The New Zealand dollar is declining against the US currency during today’s trading in Asia, trying to develop the bearish signal that appeared the day before, when the instrument retreated from its record highs. The New Zealand dollar managed to regain most of its losses, however bearish sentiment still prevails, which is partly due to the technical correction of the purchased instrument at the end of the week. Macroeconomic statistics from New Zealand released on Friday do not provide significant support to the pair. Thus, the consumer confidence index from ANZ in February fell from 113.8 to 113.1 points, which turned out to be worse than the market’s neutral forecasts. Exports from New Zealand slowed in January from $ 5.38 billion to $ 4.19 billion. Imports also fell from $ 5.32 billion to $ 4.82 billion over the same period, leading to a $ 626 million trade deficit in January over the previous month.

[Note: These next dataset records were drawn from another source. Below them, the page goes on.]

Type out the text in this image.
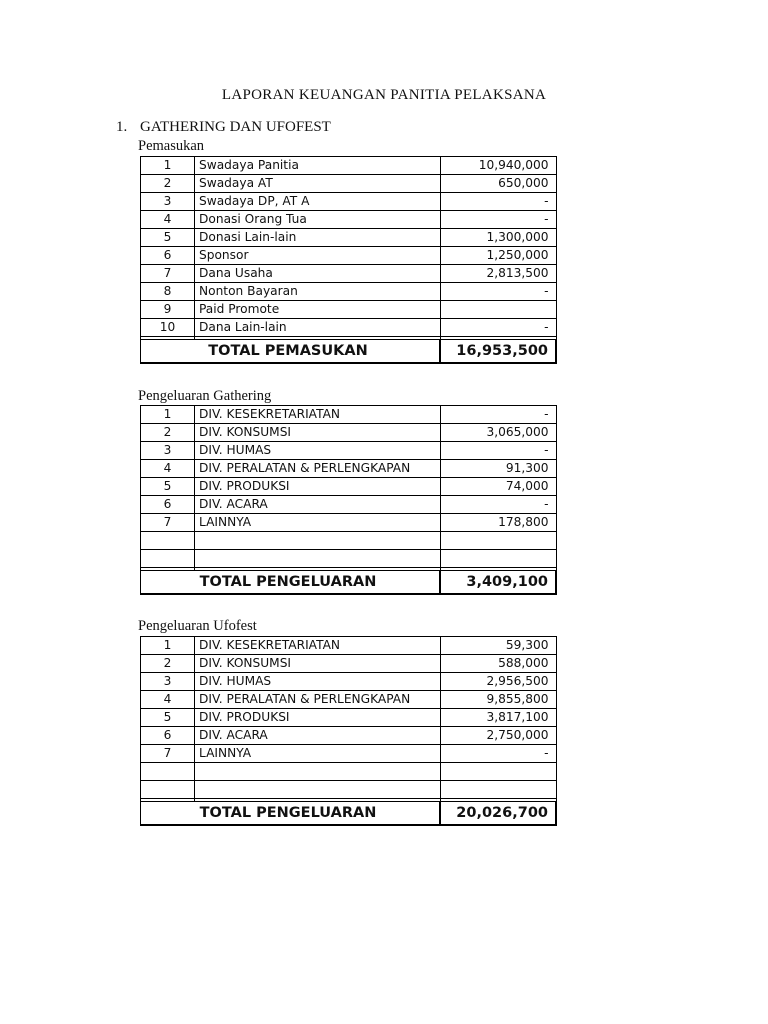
LAPORAN KEUANGAN PANITIA PELAKSANA
1. GATHERING DAN UFOFEST
Pemasukan
1	Swadaya Panitia	10,940,000
2	Swadaya AT	650,000
3	Swadaya DP, AT A	-
4	Donasi Orang Tua	-
5	Donasi Lain-lain	1,300,000
6	Sponsor	1,250,000
7	Dana Usaha	2,813,500
8	Nonton Bayaran	-
9	Paid Promote	
10	Dana Lain-lain	-

TOTAL PEMASUKAN		16,953,500
Pengeluaran Gathering
1	DIV. KESEKRETARIATAN	-
2	DIV. KONSUMSI	3,065,000
3	DIV. HUMAS	-
4	DIV. PERALATAN & PERLENGKAPAN	91,300
5	DIV. PRODUKSI	74,000
6	DIV. ACARA	-
7	LAINNYA	178,800

TOTAL PENGELUARAN		3,409,100
Pengeluaran Ufofest
1	DIV. KESEKRETARIATAN	59,300
2	DIV. KONSUMSI	588,000
3	DIV. HUMAS	2,956,500
4	DIV. PERALATAN & PERLENGKAPAN	9,855,800
5	DIV. PRODUKSI	3,817,100
6	DIV. ACARA	2,750,000
7	LAINNYA	-

TOTAL PENGELUARAN		20,026,700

The US dollar is showing an uncertain decline against the Japanese yen in trading this morning session. The instrument has already managed to win back some of the losses at the opening and is consolidating near the level of 106.00. The focus of traders’ attention on Friday is a large block of macroeconomic statistics from Japan, which, however, does not provide significant support to the yen. Thus, the volume of retail sales in January decreased by 0.5% MoM after declining by 0.7% MoM in the previous month. On an annualized basis, sales plunged 2.4% YoY after falling 0.2% YoY a month earlier. Market forecasts assumed a 2.6% y / y decline in the indicator. The consumer price index in Tokyo, excluding prices for fresh food, in February fell by 0.3% y / y, which was only 0.1% y / y better than market expectations.


Gold prices are consolidating today after an active decline the day before, which again brought the instrument closer to record lows, updated on February 19. Analysts associate such a sharp drop in quotations of the precious metal with another jump in the yield of American bonds, as well as general optimism in the market, which pushes investors to invest in risky assets. Curiously, gold has almost completely ignored the statements of the head of the US Federal Reserve, Jerome Powell, that the regulator is not considering the possibility of tightening monetary policy in the foreseeable future. If anything, the Fed’s rhetoric will remain the same until the US labor market recovers, which Powell said will take years.